Multi-lineage transcriptional and cell communication signatures define evolving personalized mechanisms that initiate and perpetuate rheumatoid arthritis

Elevated anti-citrullinated protein antibodies (ACPA) levels in the peripheral blood are associated with an increased risk for developing rheumatoid arthritis (RA) and are hallmarks of established disease. Currently, no treatments are available that prevent progression to RA in at-risk individuals. In addition, diverse pathogenic mechanisms underlying a common clinical phenotype in RA complicate therapy because no single agent is universally effective in established disease. We propose that a unifying set of transcription factors (TFs) and their downstream pathways regulate pro-inflammatory cell communication networks, and that these networks allow multiple cell types to serve as pathogenic drivers in at-risk individuals and RA. To test this hypothesis, we identified ACPA-positive at-risk individuals, patients with early and established ACPA-positive RA and matched healthy controls. Single cell chromatin accessibility and transcriptomic profiles from peripheral blood mononuclear cells were integrated to define key TFs, TF-regulated targets and pathways.
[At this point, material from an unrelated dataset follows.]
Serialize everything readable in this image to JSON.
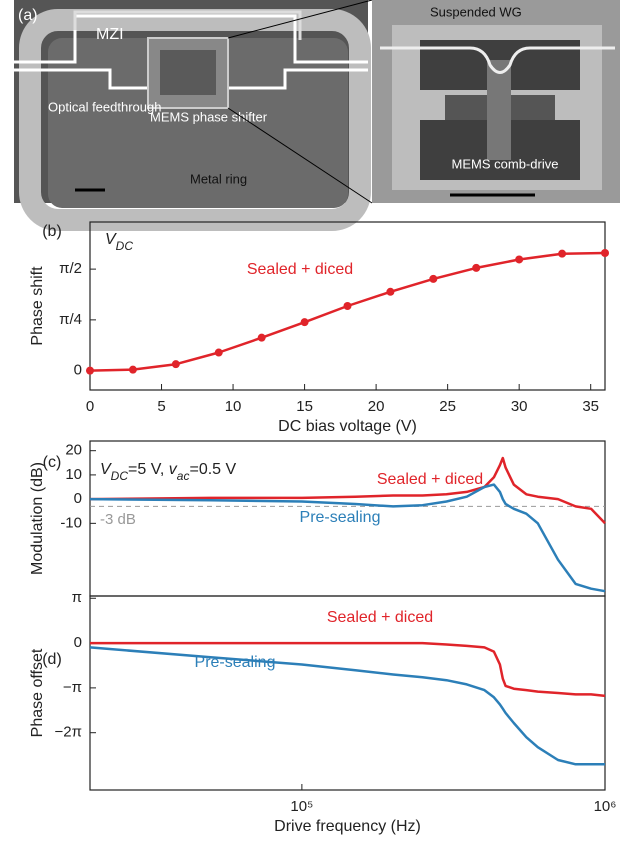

A distinctive TF signature was enriched in early RA, established RA and at-risk individuals that involved key pathogenic mechanisms in RA, especially SUMOylation, RUNX2, YAP1, NOTCH3, and β-Catenin Pathways. Interestingly, this signature was identified in multiple cell types and the pattern of cell type involvement varied among the at-risk and RA participants, supporting our hypothesis. Similar patterns of individualized gene expression patterns in varying cell types were confirmed in single cell studies of RA synovium. Cell communication analysis provided biological validation that diverse lineages can deliver the same core set of pro-inflammatory mediators to receiver cells in vivo that subsequently orchestrate rheumatoid inflammation. Longitudinal analysis showed that the signature cell type can evolve in individual at-risk participants but their core inflammatory mediator profile was stable. Cell-type-specific signature pathways could explain the personalized pathogenesis of RA and contribute to the diversity of clinical responses to targeted therapies. Overall, this study supports a new paradigm to understand how a common clinical phenotype could arise from diverse pathogenic mechanisms and demonstrates the relevance of peripheral blood cells to synovial disease.